Ian McKellen stars and holds little back as he portrays the elderly Holmes trying to reconcile the past, the present and his failing health. And yes, there is one last case to solve only it's the last case he actually solved 35 years earlier. Sadly, Holmes can't recall how that case ended, and the fictionalized version written by his friend John Watson offers no resolution.
We first see Holmes as he returns from an international trip – a trip that seems a bit out of place with the rest of the movie; at least until it circles back near the end of the film. In fact, we get quite a bit of back and forth between the present and past, and McKellen pulls off both the elder and much younger Holmes though his performance as the faltering, frail one-time genius is Oscar caliber.

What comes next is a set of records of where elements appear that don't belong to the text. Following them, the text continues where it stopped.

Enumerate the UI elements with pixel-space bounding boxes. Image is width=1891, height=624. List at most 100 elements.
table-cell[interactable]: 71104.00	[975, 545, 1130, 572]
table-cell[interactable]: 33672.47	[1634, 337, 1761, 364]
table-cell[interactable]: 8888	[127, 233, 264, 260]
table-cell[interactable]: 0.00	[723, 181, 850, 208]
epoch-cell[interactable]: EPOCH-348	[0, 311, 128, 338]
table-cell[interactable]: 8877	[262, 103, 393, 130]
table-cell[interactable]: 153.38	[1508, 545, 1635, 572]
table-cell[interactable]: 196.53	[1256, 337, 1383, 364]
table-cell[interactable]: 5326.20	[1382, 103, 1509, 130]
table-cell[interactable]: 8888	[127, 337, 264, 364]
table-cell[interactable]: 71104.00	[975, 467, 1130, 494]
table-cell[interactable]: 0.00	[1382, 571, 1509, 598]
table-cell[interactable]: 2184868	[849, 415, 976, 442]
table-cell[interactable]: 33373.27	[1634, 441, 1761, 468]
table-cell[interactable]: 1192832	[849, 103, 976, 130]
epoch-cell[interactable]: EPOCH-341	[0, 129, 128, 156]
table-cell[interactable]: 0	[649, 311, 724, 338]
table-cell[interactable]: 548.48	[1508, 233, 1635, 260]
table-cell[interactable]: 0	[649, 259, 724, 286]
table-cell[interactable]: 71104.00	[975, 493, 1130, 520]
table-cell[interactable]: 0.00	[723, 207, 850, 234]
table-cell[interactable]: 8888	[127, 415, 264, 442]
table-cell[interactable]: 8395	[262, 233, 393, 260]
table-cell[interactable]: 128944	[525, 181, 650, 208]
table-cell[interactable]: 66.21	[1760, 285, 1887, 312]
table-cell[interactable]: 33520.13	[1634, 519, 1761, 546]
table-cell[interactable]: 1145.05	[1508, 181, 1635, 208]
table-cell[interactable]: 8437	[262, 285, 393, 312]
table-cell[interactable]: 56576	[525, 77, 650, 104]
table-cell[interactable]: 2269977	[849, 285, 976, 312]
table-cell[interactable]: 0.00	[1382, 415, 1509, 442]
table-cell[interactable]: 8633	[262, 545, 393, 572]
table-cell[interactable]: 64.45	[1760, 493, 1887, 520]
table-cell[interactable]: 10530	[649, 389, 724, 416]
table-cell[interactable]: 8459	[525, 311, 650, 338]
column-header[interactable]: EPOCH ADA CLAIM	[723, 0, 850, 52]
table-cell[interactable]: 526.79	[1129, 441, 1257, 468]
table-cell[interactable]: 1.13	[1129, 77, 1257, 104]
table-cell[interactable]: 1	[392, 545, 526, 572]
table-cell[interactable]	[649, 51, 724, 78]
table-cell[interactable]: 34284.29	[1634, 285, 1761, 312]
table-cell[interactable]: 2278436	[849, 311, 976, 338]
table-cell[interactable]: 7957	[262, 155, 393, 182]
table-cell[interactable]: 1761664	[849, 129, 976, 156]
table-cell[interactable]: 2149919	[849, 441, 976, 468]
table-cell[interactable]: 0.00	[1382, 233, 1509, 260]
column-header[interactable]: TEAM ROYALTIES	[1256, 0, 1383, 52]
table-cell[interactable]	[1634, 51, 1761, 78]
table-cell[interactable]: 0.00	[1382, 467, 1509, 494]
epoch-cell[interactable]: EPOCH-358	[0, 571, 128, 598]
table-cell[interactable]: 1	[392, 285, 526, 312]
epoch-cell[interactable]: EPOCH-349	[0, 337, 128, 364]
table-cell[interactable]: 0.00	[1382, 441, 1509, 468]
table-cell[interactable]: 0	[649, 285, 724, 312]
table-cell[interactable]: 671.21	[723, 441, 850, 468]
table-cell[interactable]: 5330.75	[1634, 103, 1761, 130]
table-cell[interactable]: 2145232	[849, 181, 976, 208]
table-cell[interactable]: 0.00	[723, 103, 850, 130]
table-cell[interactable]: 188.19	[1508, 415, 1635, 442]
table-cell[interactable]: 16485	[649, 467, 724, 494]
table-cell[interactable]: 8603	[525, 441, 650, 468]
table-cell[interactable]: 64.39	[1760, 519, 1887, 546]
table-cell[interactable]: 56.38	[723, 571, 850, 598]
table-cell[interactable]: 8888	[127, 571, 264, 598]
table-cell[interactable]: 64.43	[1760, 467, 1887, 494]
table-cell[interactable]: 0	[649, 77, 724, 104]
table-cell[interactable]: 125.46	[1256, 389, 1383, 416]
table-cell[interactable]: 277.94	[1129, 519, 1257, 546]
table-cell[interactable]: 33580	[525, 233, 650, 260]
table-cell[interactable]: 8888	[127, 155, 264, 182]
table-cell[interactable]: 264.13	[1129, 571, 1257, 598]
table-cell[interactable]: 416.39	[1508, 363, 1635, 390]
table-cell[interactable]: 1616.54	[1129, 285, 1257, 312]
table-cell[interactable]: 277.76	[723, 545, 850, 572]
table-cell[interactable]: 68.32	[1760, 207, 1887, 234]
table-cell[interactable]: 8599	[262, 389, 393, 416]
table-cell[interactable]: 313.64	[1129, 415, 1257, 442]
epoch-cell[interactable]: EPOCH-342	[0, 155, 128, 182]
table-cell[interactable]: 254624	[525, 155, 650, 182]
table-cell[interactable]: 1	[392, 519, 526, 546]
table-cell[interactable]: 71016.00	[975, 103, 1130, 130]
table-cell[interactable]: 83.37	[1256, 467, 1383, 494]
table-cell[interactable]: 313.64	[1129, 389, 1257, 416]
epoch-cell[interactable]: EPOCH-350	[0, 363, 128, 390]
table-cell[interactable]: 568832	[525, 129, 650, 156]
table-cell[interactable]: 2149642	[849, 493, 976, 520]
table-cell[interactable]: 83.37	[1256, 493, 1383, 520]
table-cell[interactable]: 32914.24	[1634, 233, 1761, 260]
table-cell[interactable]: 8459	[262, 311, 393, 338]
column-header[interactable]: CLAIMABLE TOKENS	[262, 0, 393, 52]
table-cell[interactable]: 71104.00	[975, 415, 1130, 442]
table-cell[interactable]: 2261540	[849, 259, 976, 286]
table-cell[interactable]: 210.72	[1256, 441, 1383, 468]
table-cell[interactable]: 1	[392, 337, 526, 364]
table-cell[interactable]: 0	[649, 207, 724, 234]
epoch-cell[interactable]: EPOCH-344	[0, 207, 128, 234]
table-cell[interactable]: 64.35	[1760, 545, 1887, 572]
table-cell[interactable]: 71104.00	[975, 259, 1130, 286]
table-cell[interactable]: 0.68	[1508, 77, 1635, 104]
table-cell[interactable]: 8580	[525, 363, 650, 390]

Laura Linney plays his housekeeper, but it's her son Roger (Milo Parker) who jells with Holmes and re-kindles that twinkle in the eye. The scenes with Roger and Holmes provide poignancy and humor, and also the dose of reality so necessary to a film focusing on a living legend.
Bill Condon (Dreamgirls, Gods and Monsters) directs the film, which is based on the novel "A Slight Trick of the Mind" by Mitch Cullin, and pretty quickly pulls the rug out from under us on the iconic deerstalker cap and the ever-present pipe. Still, only the staunchest, least-flexible fans of Sir Arthur Conan Doyle's character will be turned off by this mostly gentle and insightful look at aging – and a reminder that even fictional geniuses grow old.
Baker Street makes an appearance, as does the charred and blackened Hiroshima site, and a blurry Dr. Watson. Don't expect the frantic pace of Robert Downey, Jr or the elegant precision of Basil Rathbone and Benedict Cumberbatch. Instead, enjoy the subtle moments, the wry smiles and the valiant attempt to bring a mortal end to the seemingly immortal Great Detective with a few clues tossed in for good fun.